Azad bey Vazirov ( Azad bəy Mirzə Həmid bəy oğlu Vəzirov) (22 August 1869, in Shusha, Russian Empire – 1921 in Qazvin, Qajar Empire) was an Azerbaijani military officer, colonel. Father of the Soviet statesman, organizer of the oil industry, Hero of Socialist Labour Suleyman Vazirov.

== Life ==
Descended "from the nobility family of the city of Shusha". He entered the service as a volunteer in the 43rd Tver Dragoon Regiment. December 20, 1888 was sent to the Elisavetgrad Cavalry School. After graduating from military college in the second category on July 3, 1892, he was promoted to standard junker and returned to the regiment. On June 27, 1893, he was promoted to cornet with enrollment in the reserve. In 1901 cornet Vazirov was appointed adjutant of the Dagestan Cavalry Regiment. Since October 27, 1901, he got the rank of Poruchik, Staff captain (27.10.1905), Rittmeister (10/27/1909) in the Imperial Russian Army.

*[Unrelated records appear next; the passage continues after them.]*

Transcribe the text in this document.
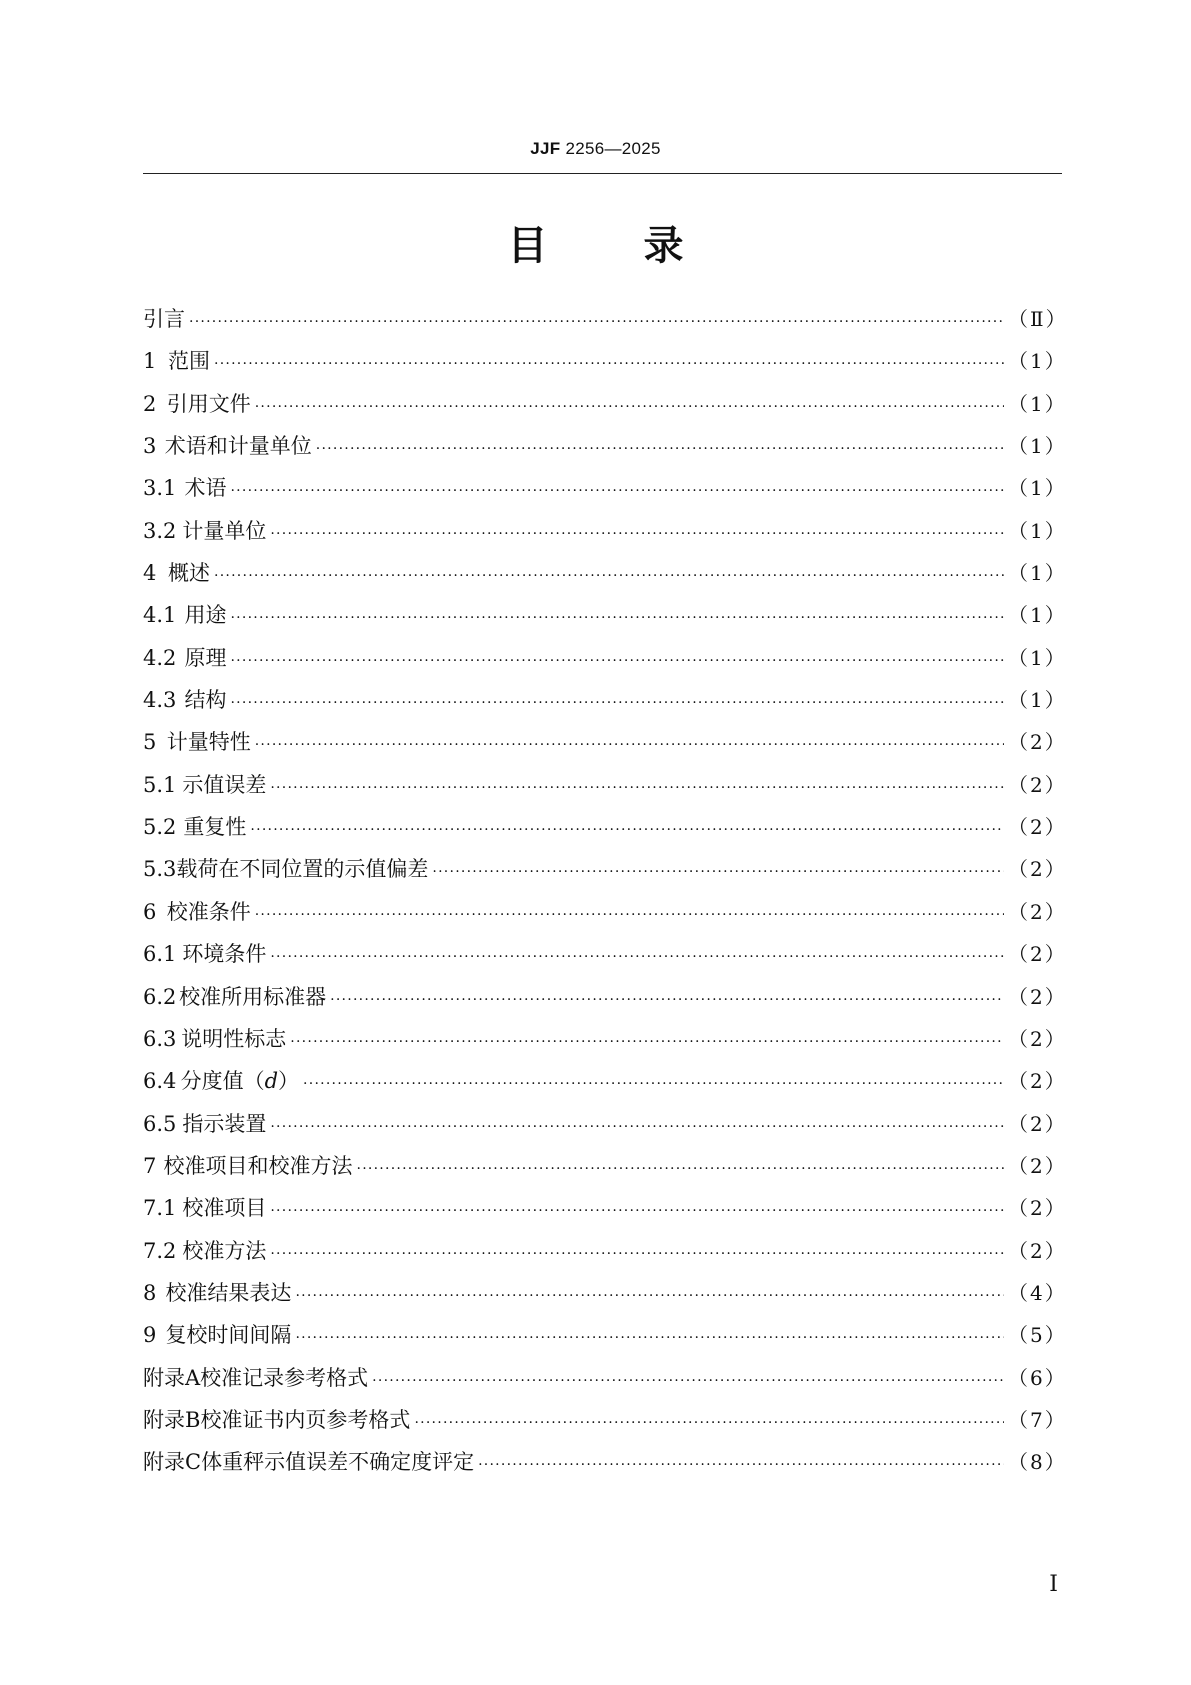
JJF 2256—2025
目 录
引言 . . .	（Ⅱ）
1 范围 . . .	（1）
2 引用文件 . . .	（1）
3 术语和计量单位 . . .	（1）
3.1 术语 . . .	（1）
3.2 计量单位 . . .	（1）
4 概述 . . .	（1）
4.1 用途 . . .	（1）
4.2 原理 . . .	（1）
4.3 结构 . . .	（1）
5 计量特性 . . .	（2）
5.1 示值误差 . . .	（2）
5.2 重复性 . . .	（2）
5.3 载荷在不同位置的示值偏差 . . .	（2）
6 校准条件 . . .	（2）
6.1 环境条件 . . .	（2）
6.2 校准所用标准器 . . .	（2）
6.3 说明性标志 . . .	（2）
6.4 分度值（d） . . .	（2）
6.5 指示装置 . . .	（2）
7 校准项目和校准方法 . . .	（2）
7.1 校准项目 . . .	（2）
7.2 校准方法 . . .	（2）
8 校准结果表达 . . .	（4）
9 复校时间间隔 . . .	（5）
附录A 校准记录参考格式 . . .	（6）
附录B 校准证书内页参考格式 . . .	（7）
附录C 体重秤示值误差不确定度评定 . . .	（8）
Ⅰ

He also served in the Ministry of Internal Affairs of Russian Empire as a senior chief officer for assignments under the Baku Governor (on September 1, 1916). In 1917, he was promoted to the rank of lieutenant colonel.

He served in the army of the Azerbaijan Democratic Republic. In late 1918 and early 1919, Lieutenant Colonel Vezirov served as the Ganja military commander, then as the commandant of the city of Baku. By order of the government of the Azerbaijan Democratic Republic No. 28 dated June 25, 1919, he was promoted to colonel. Also he served in the Red Army. Azad bey Bazirov died in Qazvin in 1921.

== Family ==
Azad bey married Karim bey Mehmandarov's daughter Zahra. They had sons named Isa Bey, Musa Bey, Suleyman Vazirov, Isa Bey (the second), daughters named Kheyransa Khanum, Goncha Khanum and Gulrukh Khanum.